For one, African American students are more likely to attend less elite schools, which can also put them at a disadvantage when it comes to landing jobs, he noted. And racism has hardly been eradicated from the legal profession, which is yet another hurdle, he said.

Taylor wrote a paper called “Diversity as a Law School Survival Strategy” in 2015, which found that schools on the bottom of the prestige pecking order were taking minority students at a disproportionate rate compared to elite schools. They were doing so to fill classes at the time when applications were falling. The elite schools were being more selective, to protect their status.

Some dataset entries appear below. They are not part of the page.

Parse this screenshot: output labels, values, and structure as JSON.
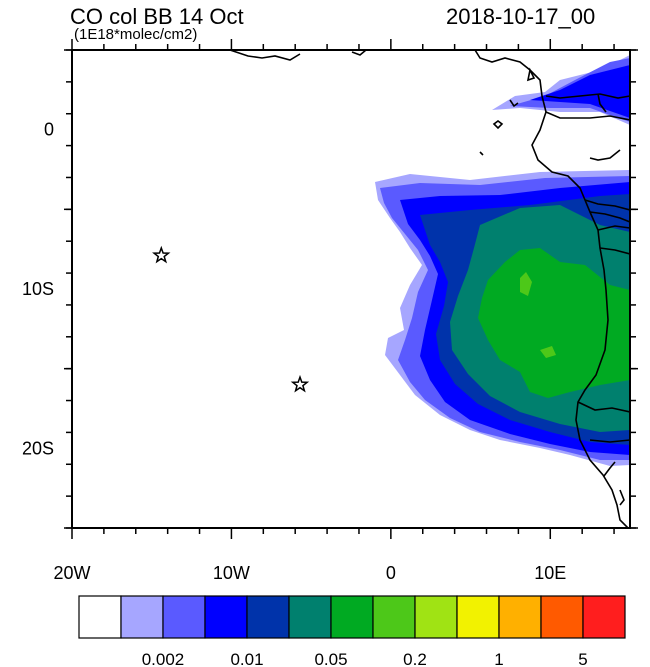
{
  "title_left": "CO col BB 14 Oct",
  "title_right": "2018-10-17_00",
  "subtitle": "(1E18*molec/cm2)",
  "map": {
    "lon_range": [
      -20,
      15
    ],
    "lat_range": [
      -25,
      5
    ],
    "x_tick_labels": [
      {
        "lon": -20,
        "label": "20W"
      },
      {
        "lon": -10,
        "label": "10W"
      },
      {
        "lon": 0,
        "label": "0"
      },
      {
        "lon": 10,
        "label": "10E"
      }
    ],
    "y_tick_labels": [
      {
        "lat": 0,
        "label": "0"
      },
      {
        "lat": -10,
        "label": "10S"
      },
      {
        "lat": -20,
        "label": "20S"
      }
    ],
    "star_markers": [
      {
        "name": "st-helena",
        "lon": -5.7,
        "lat": -16.0
      },
      {
        "name": "ascension",
        "lon": -14.4,
        "lat": -7.9
      }
    ]
  },
  "colorbar": {
    "colors": [
      "#ffffff",
      "#a6a6ff",
      "#5a5aff",
      "#0000ff",
      "#0033aa",
      "#00806e",
      "#00aa22",
      "#4dc819",
      "#a0e314",
      "#f2f200",
      "#ffb000",
      "#ff5a00",
      "#ff1e1e"
    ],
    "labels": [
      {
        "after_index": 2,
        "label": "0.002"
      },
      {
        "after_index": 4,
        "label": "0.01"
      },
      {
        "after_index": 6,
        "label": "0.05"
      },
      {
        "after_index": 8,
        "label": "0.2"
      },
      {
        "after_index": 10,
        "label": "1"
      },
      {
        "after_index": 12,
        "label": "5"
      }
    ]
  }
}
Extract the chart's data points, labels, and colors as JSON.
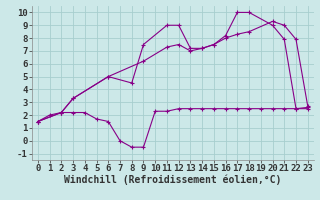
{
  "xlabel": "Windchill (Refroidissement éolien,°C)",
  "background_color": "#cce8e8",
  "line_color": "#880088",
  "xlim": [
    -0.5,
    23.5
  ],
  "ylim": [
    -1.5,
    10.5
  ],
  "xticks": [
    0,
    1,
    2,
    3,
    4,
    5,
    6,
    7,
    8,
    9,
    10,
    11,
    12,
    13,
    14,
    15,
    16,
    17,
    18,
    19,
    20,
    21,
    22,
    23
  ],
  "yticks": [
    -1,
    0,
    1,
    2,
    3,
    4,
    5,
    6,
    7,
    8,
    9,
    10
  ],
  "series1_x": [
    0,
    1,
    2,
    3,
    4,
    5,
    6,
    7,
    8,
    9,
    10,
    11,
    12,
    13,
    14,
    15,
    16,
    17,
    18,
    19,
    20,
    21,
    22,
    23
  ],
  "series1_y": [
    1.5,
    2.0,
    2.2,
    2.2,
    2.2,
    1.7,
    1.5,
    0.0,
    -0.5,
    -0.5,
    2.3,
    2.3,
    2.5,
    2.5,
    2.5,
    2.5,
    2.5,
    2.5,
    2.5,
    2.5,
    2.5,
    2.5,
    2.5,
    2.5
  ],
  "series2_x": [
    0,
    2,
    3,
    6,
    8,
    9,
    11,
    12,
    13,
    14,
    15,
    16,
    17,
    18,
    20,
    21,
    22,
    23
  ],
  "series2_y": [
    1.5,
    2.2,
    3.3,
    5.0,
    4.5,
    7.5,
    9.0,
    9.0,
    7.2,
    7.2,
    7.5,
    8.2,
    10.0,
    10.0,
    9.0,
    7.9,
    2.5,
    2.6
  ],
  "series3_x": [
    0,
    2,
    3,
    6,
    9,
    11,
    12,
    13,
    14,
    15,
    16,
    17,
    18,
    20,
    21,
    22,
    23
  ],
  "series3_y": [
    1.5,
    2.2,
    3.3,
    5.0,
    6.2,
    7.3,
    7.5,
    7.0,
    7.2,
    7.5,
    8.0,
    8.3,
    8.5,
    9.3,
    9.0,
    7.9,
    2.7
  ],
  "font_family": "monospace",
  "grid_color": "#a8cece",
  "tick_fontsize": 6.5,
  "label_fontsize": 7
}
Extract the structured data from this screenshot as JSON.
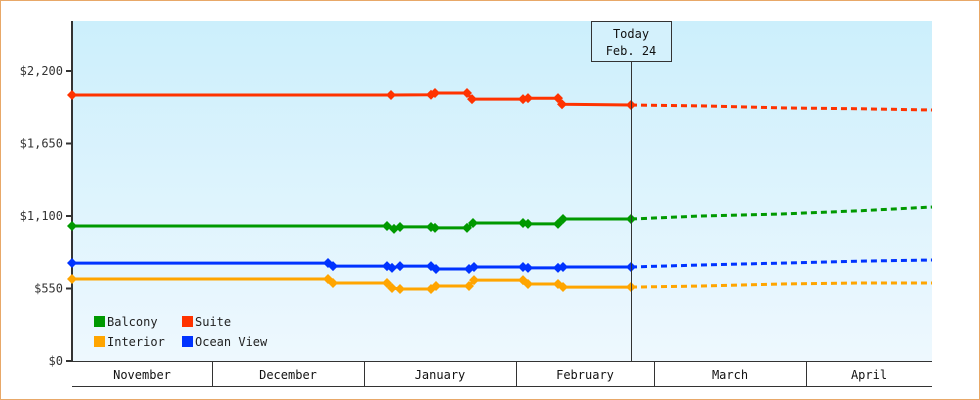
{
  "chart_data": {
    "type": "line",
    "title": "",
    "xlabel": "",
    "ylabel": "",
    "ylim": [
      0,
      2500
    ],
    "y_ticks": [
      "$0",
      "$550",
      "$1,100",
      "$1,650",
      "$2,200"
    ],
    "y_tick_values": [
      0,
      550,
      1100,
      1650,
      2200
    ],
    "x_months": [
      "November",
      "December",
      "January",
      "February",
      "March",
      "April"
    ],
    "annotation": {
      "line1": "Today",
      "line2": "Feb. 24"
    },
    "legend": [
      {
        "name": "Balcony",
        "color": "#009900"
      },
      {
        "name": "Suite",
        "color": "#FF3300"
      },
      {
        "name": "Interior",
        "color": "#FFA500"
      },
      {
        "name": "Ocean View",
        "color": "#0033FF"
      }
    ],
    "series": [
      {
        "name": "Suite",
        "color": "#FF3300",
        "points": [
          [
            71,
            2018
          ],
          [
            385,
            2018
          ],
          [
            390,
            2018
          ],
          [
            430,
            2020
          ],
          [
            434,
            2033
          ],
          [
            466,
            2033
          ],
          [
            471,
            1987
          ],
          [
            522,
            1987
          ],
          [
            527,
            1994
          ],
          [
            557,
            1994
          ],
          [
            561,
            1948
          ],
          [
            630,
            1942
          ]
        ],
        "projection": [
          [
            630,
            1942
          ],
          [
            700,
            1935
          ],
          [
            780,
            1920
          ],
          [
            860,
            1913
          ],
          [
            931,
            1904
          ]
        ]
      },
      {
        "name": "Balcony",
        "color": "#009900",
        "points": [
          [
            71,
            1024
          ],
          [
            386,
            1024
          ],
          [
            393,
            1002
          ],
          [
            399,
            1017
          ],
          [
            430,
            1017
          ],
          [
            434,
            1010
          ],
          [
            466,
            1010
          ],
          [
            472,
            1047
          ],
          [
            522,
            1047
          ],
          [
            527,
            1040
          ],
          [
            557,
            1040
          ],
          [
            562,
            1077
          ],
          [
            630,
            1077
          ]
        ],
        "projection": [
          [
            630,
            1077
          ],
          [
            700,
            1100
          ],
          [
            780,
            1115
          ],
          [
            860,
            1140
          ],
          [
            931,
            1168
          ]
        ]
      },
      {
        "name": "Ocean View",
        "color": "#0033FF",
        "points": [
          [
            71,
            743
          ],
          [
            327,
            743
          ],
          [
            332,
            720
          ],
          [
            386,
            720
          ],
          [
            391,
            706
          ],
          [
            399,
            720
          ],
          [
            430,
            720
          ],
          [
            435,
            698
          ],
          [
            468,
            698
          ],
          [
            473,
            713
          ],
          [
            522,
            713
          ],
          [
            527,
            706
          ],
          [
            557,
            706
          ],
          [
            562,
            713
          ],
          [
            630,
            713
          ]
        ],
        "projection": [
          [
            630,
            713
          ],
          [
            700,
            728
          ],
          [
            780,
            743
          ],
          [
            860,
            758
          ],
          [
            931,
            766
          ]
        ]
      },
      {
        "name": "Interior",
        "color": "#FFA500",
        "points": [
          [
            71,
            622
          ],
          [
            327,
            622
          ],
          [
            332,
            592
          ],
          [
            386,
            592
          ],
          [
            391,
            554
          ],
          [
            399,
            546
          ],
          [
            430,
            546
          ],
          [
            435,
            569
          ],
          [
            468,
            569
          ],
          [
            473,
            614
          ],
          [
            522,
            614
          ],
          [
            527,
            584
          ],
          [
            557,
            584
          ],
          [
            562,
            561
          ],
          [
            630,
            561
          ]
        ],
        "projection": [
          [
            630,
            561
          ],
          [
            700,
            569
          ],
          [
            780,
            584
          ],
          [
            860,
            592
          ],
          [
            931,
            592
          ]
        ]
      }
    ]
  }
}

Such students would naturally feel less confident about their job chances than whites at more prestigious schools, he said. And these students would likely find public interest law more appealing than whites as well. For many, that’s what drew them to law school.

“They want to go back into their communities or serve people who are in communities similar to theirs,” he said. “They still see law an as agent for social change.”

But those jobs are less plentiful, putting black students in even more of a career bind.

Which, as the survey bears out, they realize.

For instance, most students— about 64 percent — told LSSSE they hope to get work with private firms, while 36 percent preferred to find jobs in the public sector. According to the National Association of Job Placement, when it comes to the Class of 2017, 68 percent of graduates got jobs in private practice — a four percent difference from LSSSE’s expectations.

For whites, that’s good news because 65 percent of the respondents said they want a job in private practice. However, African Americans, more so than any other group, expressed interest in public interest jobs — 42 percent. But public service jobs accounted for only 32 percent of the jobs taken by the Class of 2017.

“Black students expect to be disappointed in their job market outcomes at a higher rate than any other group. This is a finding that, while not surprising, should give us all pause,” noted James Leipold, NALP’s executive director, in the report.

He went on to write that the report “highlights the fact that there is much work to be done in helping to shape student preferences and expectations early in law school.”

On the opposite end, Asians overwhelming prefer private practice — at 70 percent — which led all ethnic and racial groups. Among Asian students who want to work in public service, 30 percent believe they’ll end up in private practice anyway. That was the highest proportion of any racial or ethnic group.

Interestingly, the highest percentage of students who prefer to find work in the public service also have the highest debt — $200,000 or more. Forty percent responded so, but those jobs pay less. One would think that students carrying that kind of debt might be drawn to the higher paying jobs in the private sector.

But the relationship between debt load and public service preference can be complicated, Taylor said. Students who prefer such work are more likely to attend the less prestigious schools and don’t get the level of scholarship support. Their total law school cost is likely going to be higher. Plus, these students are more likely to need student loans to make law school possible because they may not have the same kind of financial support from their family.

But debt load doesn’t change their hope of giving back, he said. “There’s no evidence of them chasing money.”

However, he noted that the survey was a “one-time snapshot” and that students’ preferences and expectations may evolve as they go through law school.

Law schools can combat this disparity by making greater efforts to enroll minority students who come from disadvantaged backgrounds, he said. And that includes the more elite institutions, which are more likely to lead students to plum public service jobs such as clerkships, he said.

“Plus, law schools need to give students a clear sense of what the job market is,” he said.